Weiter befinden sich in dem Kolumbarium vier Bibliotheken. Neben Büchern, die nach Themen geordnet sind, stehen 2.000 Jahre alte Urnen, die ebenfalls als Gräber dienen. Mit knapp 20.000 Euro für die gesamte Ruhefrist ist das die teuerste Bestattungsform in der „Eiche“.

Günstig zu haben: Bestattung im Gemeinschaftsgrab

Am günstigsten ist mit rund 2.800 Euro eine Bestattung im Gemeinschaftsgrab. Dabei handelt es sich um ein kleines Urnenzimmer, das hinter einem zwei Meter großen und 1.000 Jahre alten Baumstamm verborgen ist. Insgesamt können 3.400 Menschen in der „Eiche“ bestattet werden, unabhängig von ihrer Konfession. 30 Grabkammern sind bereits belegt.

Den Eigentümern ist es wichtig, dass „Die Eiche“ ein lebendiger Ort wird. „Bei uns bleiben die Verstorbenen Teil der Gemeinschaft. Hier werden auch Lesungen und Konzerte stattfinden“, erklärte Angern. Anders als auf einem Friedhof sind die Angehörigen in dem Kolumbarium nicht allein. Gästebegleiter sollen sie empfangen und offen sein für Gespräche.

Eine hauseigene Floristik sorgt für einen einheitlichen Look der Blumensträuße im Haus. Grabschmuck, wie Kunststoff-Engel, sind in der „Eiche“ tabu. „Das lenkt andere von der Zwiesprache mit den Verstorbenen ab und widerspricht auch unserem kuratorischen Konzept“, sagte Morenz.

2013 haben der IT-Spezialist und die Gestalterin den Speicher gekauft. Ursprünglich brauchte Angern Platz für die Expansion seiner Software-Firma, die Bestattungsunternehmen als Kunden hatte. Während eines Seminars über alternative Bestattungsformen kam dem Lübecker die Idee, den Speicher zu einem Kolumbarium umzubauen. Angern verkaufte seine IT-Firma und steckte das Geld in den Umbau des Speichers, der im Frühjahr 2020 begann.
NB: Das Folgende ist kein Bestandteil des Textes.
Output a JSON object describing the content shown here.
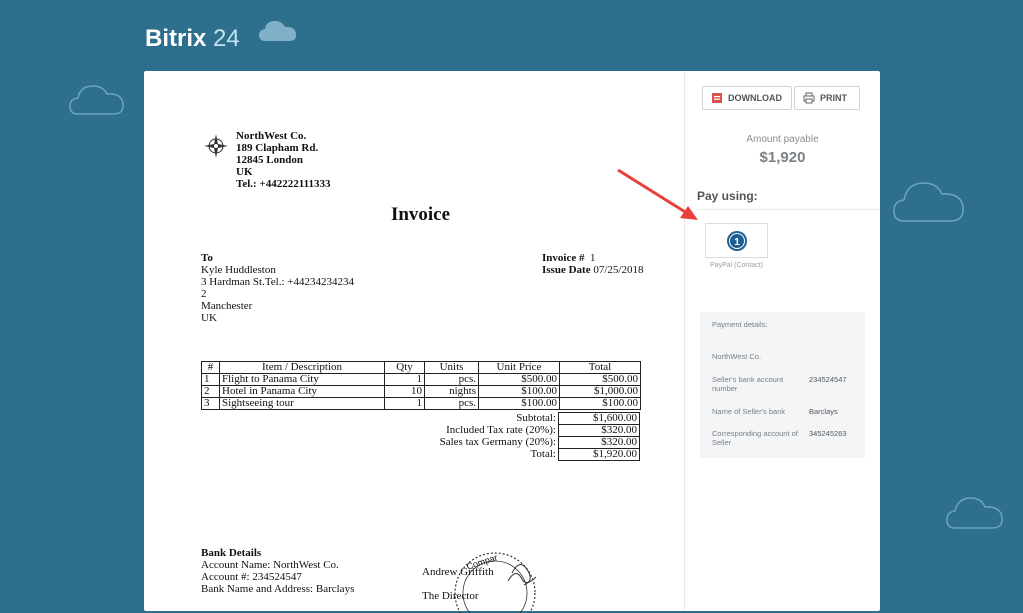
{
  "brand": {
    "name": "Bitrix",
    "number": "24"
  },
  "company": {
    "name": "NorthWest Co.",
    "street": "189 Clapham Rd.",
    "city": "12845 London",
    "country": "UK",
    "phone": "Tel.: +442222111333"
  },
  "invoice": {
    "title": "Invoice",
    "to_label": "To",
    "client_name": "Kyle Huddleston",
    "client_address": "3 Hardman St.Tel.: +44234234234",
    "client_line2": "2",
    "client_city": "Manchester",
    "client_country": "UK",
    "number_label": "Invoice #",
    "number": "1",
    "date_label": "Issue Date",
    "date": "07/25/2018"
  },
  "items_table": {
    "headers": [
      "#",
      "Item / Description",
      "Qty",
      "Units",
      "Unit Price",
      "Total"
    ],
    "rows": [
      [
        "1",
        "Flight to Panama City",
        "1",
        "pcs.",
        "$500.00",
        "$500.00"
      ],
      [
        "2",
        "Hotel in Panama City",
        "10",
        "nights",
        "$100.00",
        "$1,000.00"
      ],
      [
        "3",
        "Sightseeing tour",
        "1",
        "pcs.",
        "$100.00",
        "$100.00"
      ]
    ]
  },
  "totals": [
    {
      "label": "Subtotal:",
      "value": "$1,600.00",
      "boxed": true
    },
    {
      "label": "Included Tax rate (20%):",
      "value": "$320.00",
      "boxed": true
    },
    {
      "label": "Sales tax Germany (20%):",
      "value": "$320.00",
      "boxed": true
    },
    {
      "label": "Total:",
      "value": "$1,920.00",
      "boxed": true
    }
  ],
  "bank": {
    "title": "Bank Details",
    "account_name": "Account Name: NorthWest Co.",
    "account_no": "Account #: 234524547",
    "bank_name": "Bank Name and Address: Barclays"
  },
  "signature": {
    "name": "Andrew Griffith",
    "role": "The Director",
    "stamp_text": "Compar"
  },
  "sidebar": {
    "download_label": "DOWNLOAD",
    "print_label": "PRINT",
    "amount_label": "Amount payable",
    "amount": "$1,920",
    "pay_using": "Pay using:",
    "paypal_caption": "PayPal (Contact)",
    "details_title": "Payment details:",
    "details": [
      {
        "label": "NorthWest Co.",
        "value": ""
      },
      {
        "label": "Seller's bank account number",
        "value": "234524547"
      },
      {
        "label": "Name of Seller's bank",
        "value": "Barclays"
      },
      {
        "label": "Corresponding account of Seller",
        "value": "345245263"
      }
    ]
  },
  "colors": {
    "background": "#2d6f8c",
    "arrow": "#e8403a",
    "paypal_badge": "#1d5f92"
  }
}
15 Brandschutzkonzepte vorgelegt

Ende 2021 war eigentlich alles fertig. Doch öffnen konnte das Kolumbarium nicht. Grund waren hohe Brandschutzauflagen für das alte Gebäude, das von einem Holzständerwerk getragen wird. Ein externer Gutachter lehnte 14 Brandschutzkonzepte ab, das 15. akzeptierte er schließlich. „Wir sind froh, dass wir diese lange Phase finanziell und mental überstanden haben“, erklärte Morenz. Insgesamt kostete das Projekt eine höhere siebenstellige Summe, Träger ist die Heilsarmee.

Für die Gestaltung des Speichers ließ sich das Paar von verschiedenen Museen und Grabkulturen inspirieren. Fachlich beraten wurden sie von der Theologischen Fakultät in Rostock. Auch von Besucherinnen und Besuchern lassen sich die beiden gelegentlich beflügeln. So führten sie vor einigen Monaten eine betagte Lübecker Ärztin durch „Die Eiche“. Keck fragte sie Michael Angern, ob es auch eine Geisterstunde gebe. Seitdem leuchtet jede Nacht zwischen 0 und 1 Uhr ein kleines Licht in der Halle des Kolumbariums und eine leise Melodie ertönt. Die Ärztin wurde inzwischen in der „Eiche“ bestattet.